If, from the facts in evidence, fair-minded men might honestly draw different conclusions as to whether or not Berger’s temporal affairs, his just hopes and well-grounded expectations of support, of advantage in life, would be impaired by Rosenthal’s death, and as to whether or not the real purpose of the assignment of the policies was not a wager, but to secure advantages supposed to depend on Rosen*507thal’s life, the questions are not of law, but of fact, and are to be settled by the jury, under proper instructions. Mason & O. R. Co. v. Yockey, 103 Fed. 265, 267, 43 C. C. A. 228. We are of the opinion that men of that character might thus differently conclude and that a court, taking that view of the evidence most favorable to Berger and the hank, may not, from such evidence and the inferences reasonably and justifiably to be drawn therefrom, say that a verdict might not have been found for them. Mason & O. R. Co. v. Yockey; Mt. Adams, etc., Ry. Co. v. Lowery, 74 Fed. 463, 20 C. C. A. 596; Milwaukee Mechanics’ Ins. Co. v. Rhea, 123 Fed. 9, 60 C. C. A. 103; Rochford v. Penn. Co., 174 Fed. 81, 98 C. C. A. 105; Erie R. Co. v. Rooney (C. C. A.) 186 Fed. 16. There was sufficient evidence to'send the case to the jury, and it was incumbent on the defendant to show that the assignment of the policies was but a gambling speculation on human life.

The views above expressed render it unnecessary to consider other questions discussed by counsel.
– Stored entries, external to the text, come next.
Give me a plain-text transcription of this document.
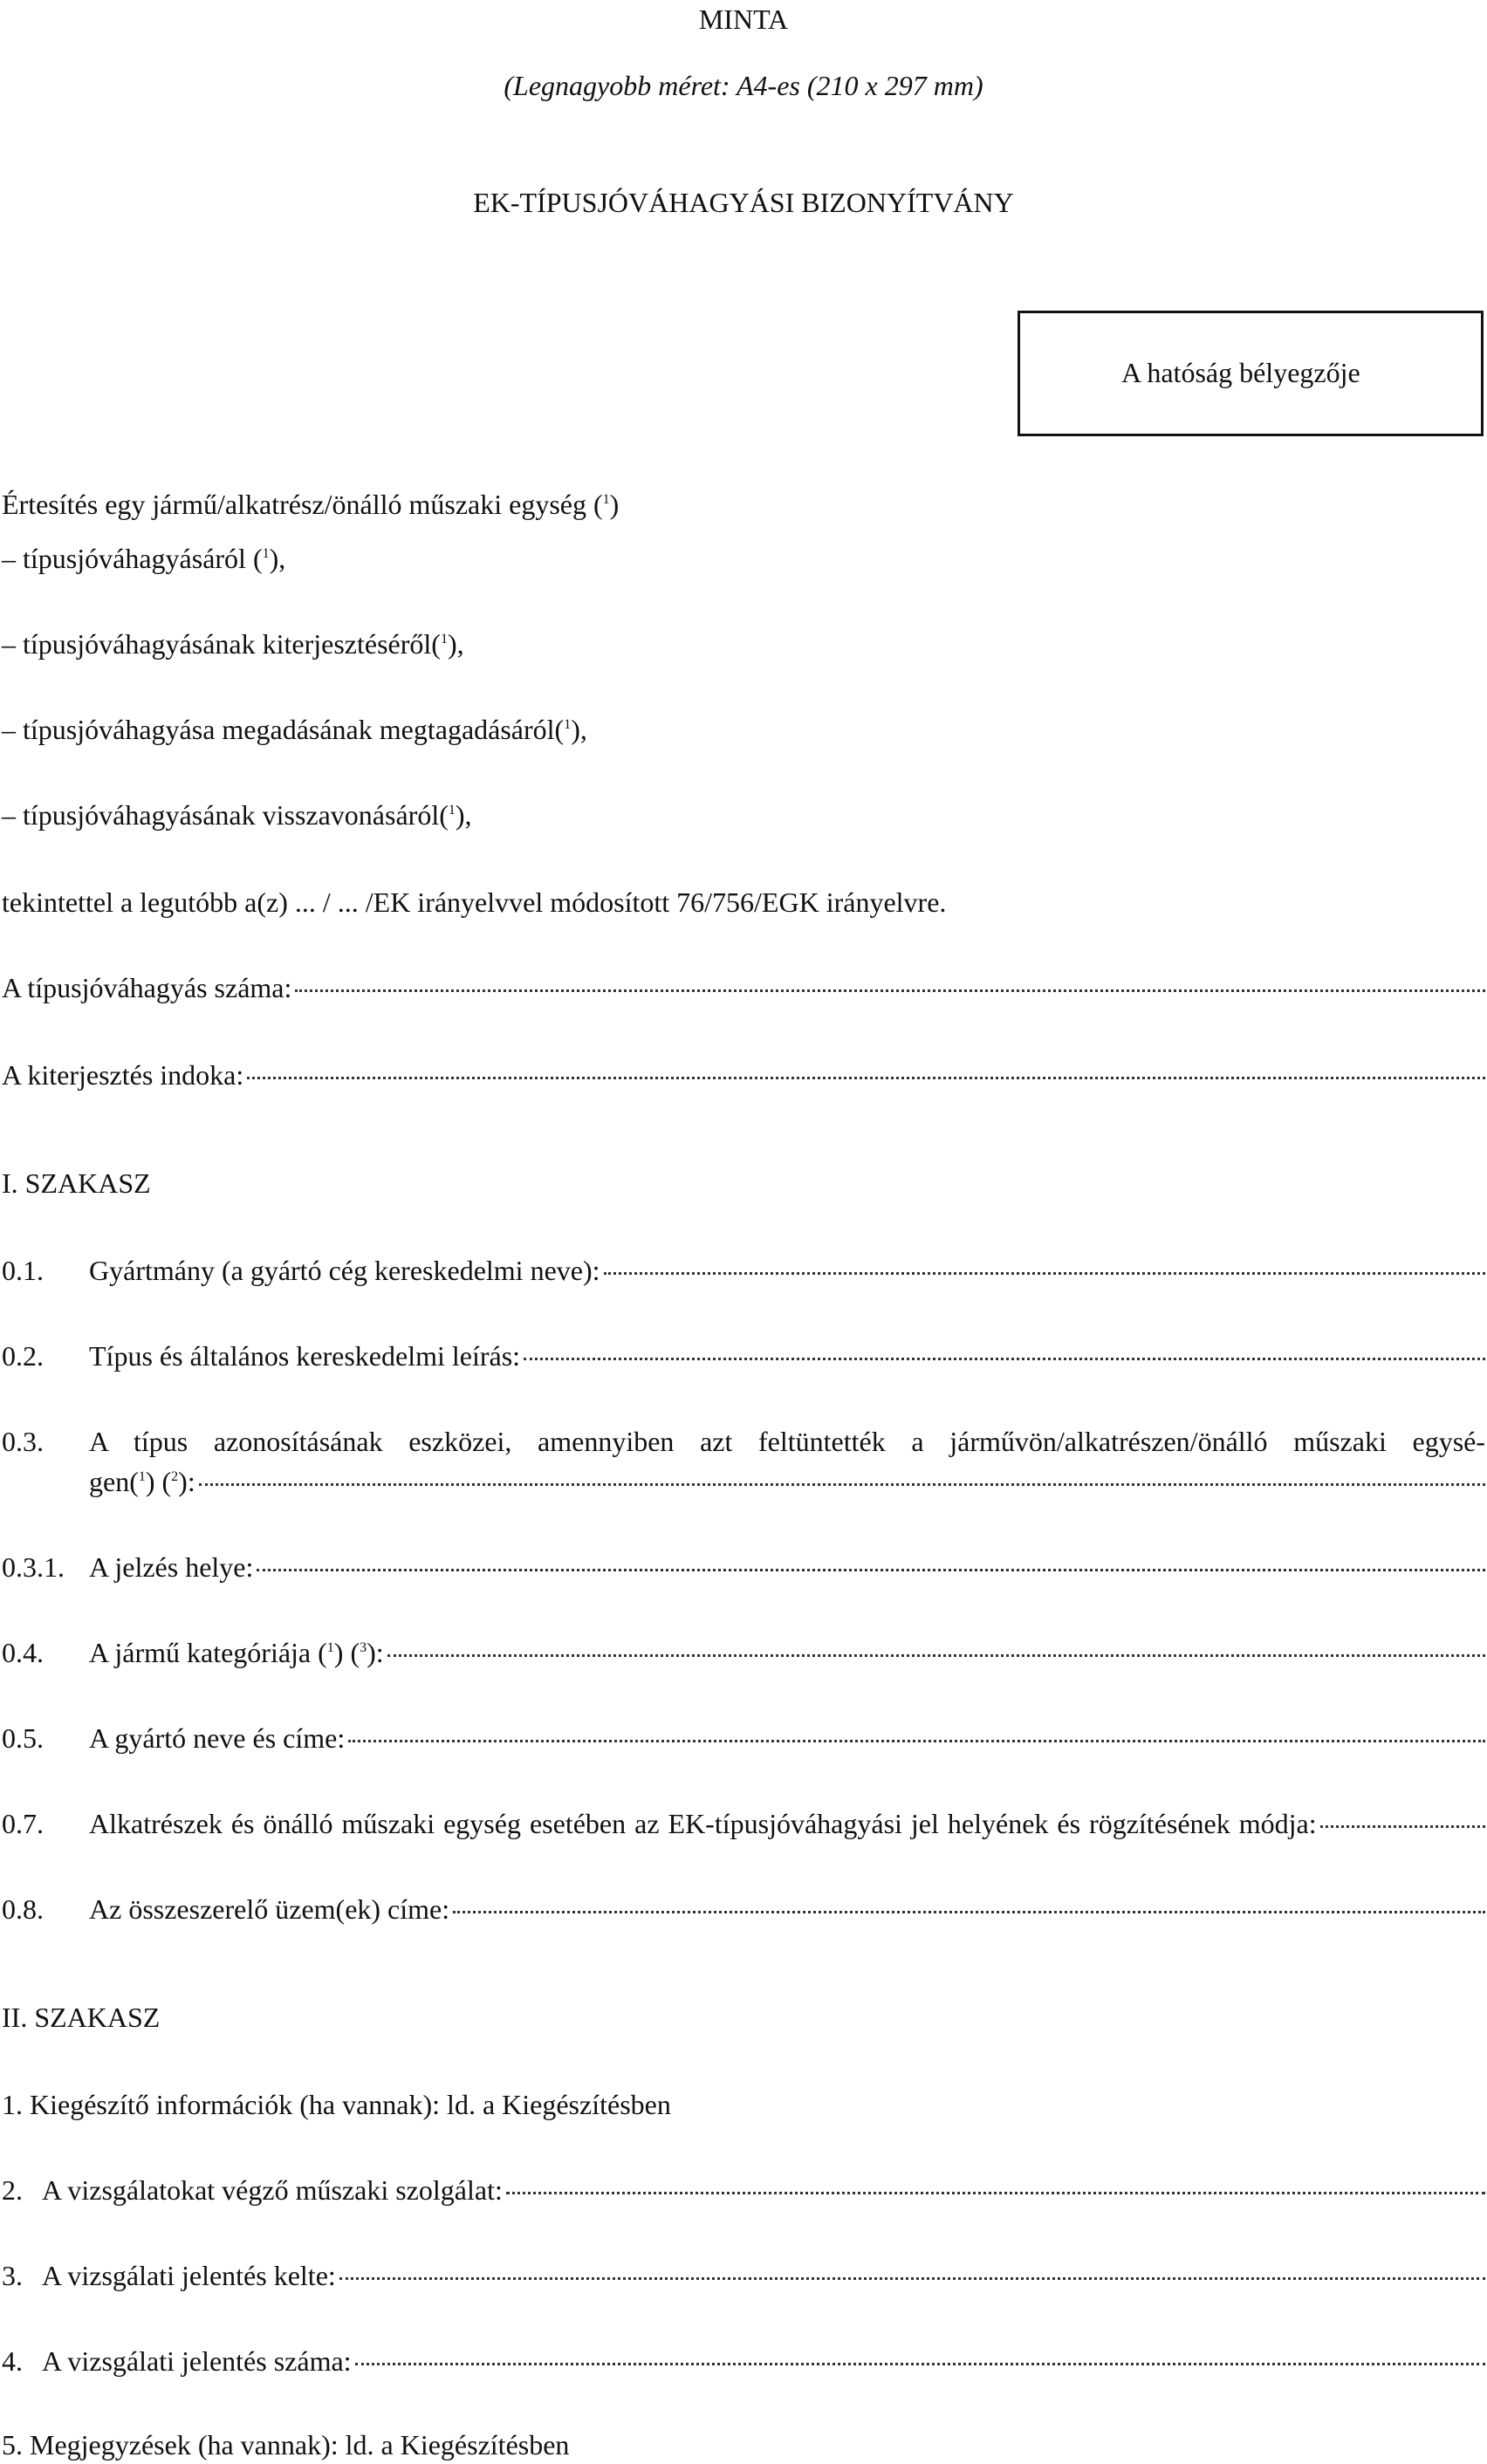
MINTA
(Legnagyobb méret: A4-es (210 x 297 mm)
EK-TÍPUSJÓVÁHAGYÁSI BIZONYÍTVÁNY
A hatóság bélyegzője
Értesítés egy jármű/alkatrész/önálló műszaki egység ($^1$)
– típusjóváhagyásáról ($^1$),
– típusjóváhagyásának kiterjesztéséről($^1$),
– típusjóváhagyása megadásának megtagadásáról($^1$),
– típusjóváhagyásának visszavonásáról($^1$),
tekintettel a legutóbb a(z) ... / ... /EK irányelvvel módosított 76/756/EGK irányelvre.
A típusjóváhagyás száma:
A kiterjesztés indoka:
I. SZAKASZ
0.1.	Gyártmány (a gyártó cég kereskedelmi neve):
0.2.	Típus és általános kereskedelmi leírás:
0.3. A típus azonosításának eszközei, amennyiben azt feltüntették a járművön/alkatrészen/önálló műszaki egysé-
gen($^1$) ($^2$):
0.3.1. A jelzés helye:
0.4.	A jármű kategóriája ($^1$) ($^3$):
0.5.	A gyártó neve és címe:
0.7.	Alkatrészek és önálló műszaki egység esetében az EK-típusjóváhagyási jel helyének és rögzítésének módja:
0.8.	Az összeszerelő üzem(ek) címe:
II. SZAKASZ
1. Kiegészítő információk (ha vannak): ld. a Kiegészítésben
2. A vizsgálatokat végző műszaki szolgálat:
3. A vizsgálati jelentés kelte:
4. A vizsgálati jelentés száma:
5. Megjegyzések (ha vannak): ld. a Kiegészítésben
Suffice it to say that if the pleadings are not in such form as to permit, on a retrial, the introduction of evidence by the plaintiffs to show the relations, business and domestic, which existed between Berger and Rosenthal, and the circumstances under which the assignment of the policies was made, they should be so reformed, under the order of the court, as to make such evidence admissible.

The case is remanded to the court below, with directions to set aside the judgment in favor of the defendant and grant the plaintiffs a new trial.